Deutschland müsse "wieder ein Land des Fortschritts" werden, in dem "verantwortete Freiheit von Wissenschaft, Forschung und Entwicklung uneingeschränkt gewährleistet" werde, schrieb Clement. Er wollte am Freitag zu der Aktion keine Stellung nehmen.

Während des hessischen Wahlkampfes im Jahr 2008 war Clement in der SPD stark in Kritik geraten. Er hatte die Wähler in Hessen dazu aufgerufen, bei der Landtagswahl nicht die SPD zu wählen. Anlass war seine Befürchtung, dass die SPD-Spitzenkandidatin Andrea Ypsilanti mit der Linkspartei zusammenarbeiten könnte.

Wegen dieser Nichtwahl-Empfehlung wurde er von der Bundesschiedskommission seiner Partei gerügt. Das wollte Clement nicht hinnehmen. Obwohl das Parteigericht den ausgesprochenen Parteiausschluss zurücknahm, gab Clement nach 40 Jahren Mitgliedschaft sein Parteibuch zurück.

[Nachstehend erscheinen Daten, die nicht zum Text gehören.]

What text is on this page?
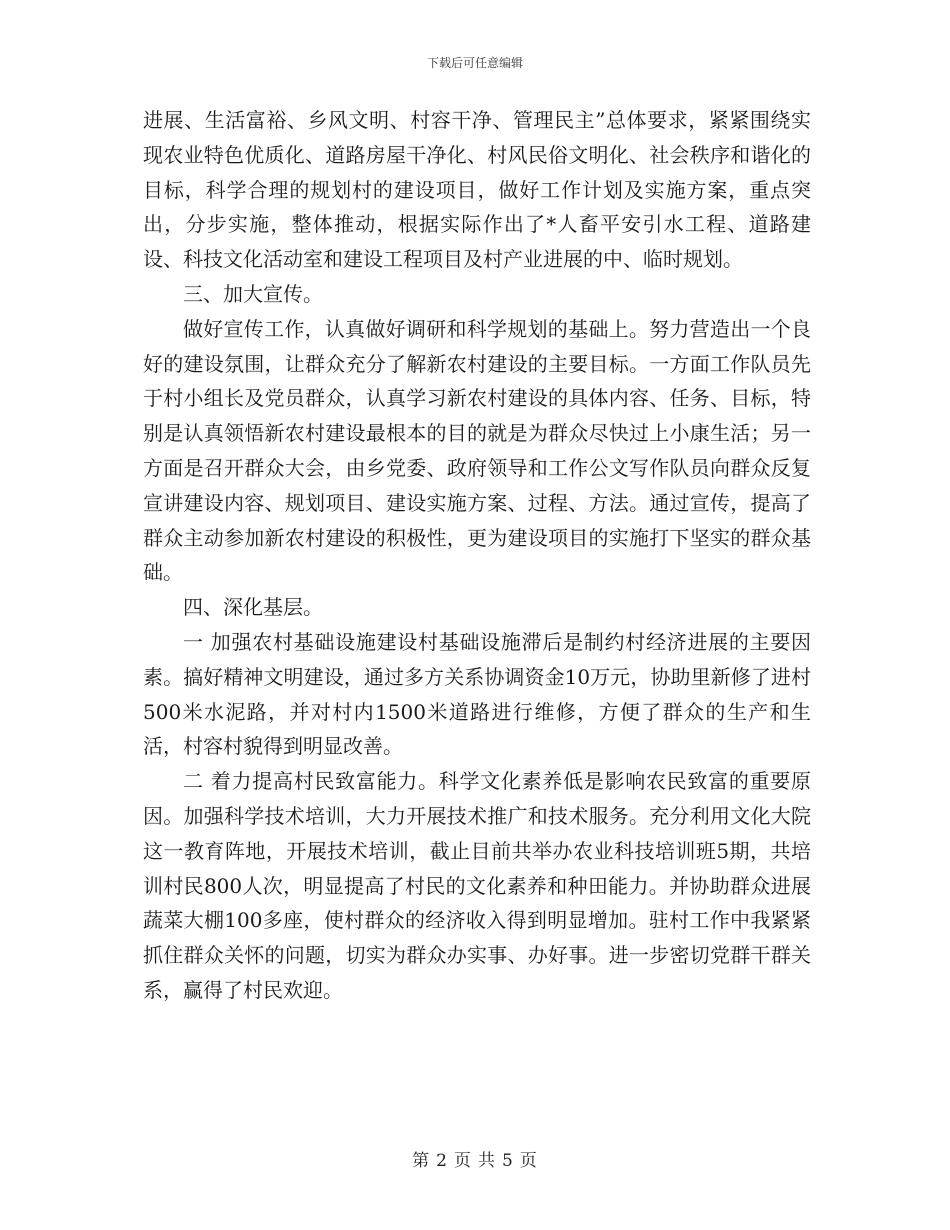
下载后可任意编辑

进展、生活富裕、乡风文明、村容干净、管理民主”总体要求，紧紧围绕实现农业特色优质化、道路房屋干净化、村风民俗文明化、社会秩序和谐化的目标，科学合理的规划村的建设项目，做好工作计划及实施方案，重点突出，分步实施，整体推动，根据实际作出了*人畜平安引水工程、道路建设、科技文化活动室和建设工程项目及村产业进展的中、临时规划。

三、加大宣传。

做好宣传工作，认真做好调研和科学规划的基础上。努力营造出一个良好的建设氛围，让群众充分了解新农村建设的主要目标。一方面工作队员先于村小组长及党员群众，认真学习新农村建设的具体内容、任务、目标，特别是认真领悟新农村建设最根本的目的就是为群众尽快过上小康生活；另一方面是召开群众大会，由乡党委、政府领导和工作公文写作队员向群众反复宣讲建设内容、规划项目、建设实施方案、过程、方法。通过宣传，提高了群众主动参加新农村建设的积极性，更为建设项目的实施打下坚实的群众基础。

四、深化基层。

一 加强农村基础设施建设村基础设施滞后是制约村经济进展的主要因素。搞好精神文明建设，通过多方关系协调资金10万元，协助里新修了进村500米水泥路，并对村内1500米道路进行维修，方便了群众的生产和生活，村容村貌得到明显改善。

二 着力提高村民致富能力。科学文化素养低是影响农民致富的重要原因。加强科学技术培训，大力开展技术推广和技术服务。充分利用文化大院这一教育阵地，开展技术培训，截止目前共举办农业科技培训班5期，共培训村民800人次，明显提高了村民的文化素养和种田能力。并协助群众进展蔬菜大棚100多座，使村群众的经济收入得到明显增加。驻村工作中我紧紧抓住群众关怀的问题，切实为群众办实事、办好事。进一步密切党群干群关系，赢得了村民欢迎。

第 2 页 共 5 页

Als weiteren Grund seines Austritts nannte der ehemalige Bundeswirtschaftsminister, SPD-Vize und nordrhein-westfälische Ministerpräsident, dass die SPD auch nach dem Scheitern des Machtwechsels in Hessen keinen "klaren Trennungsstrich" zur Linkspartei gezogen habe.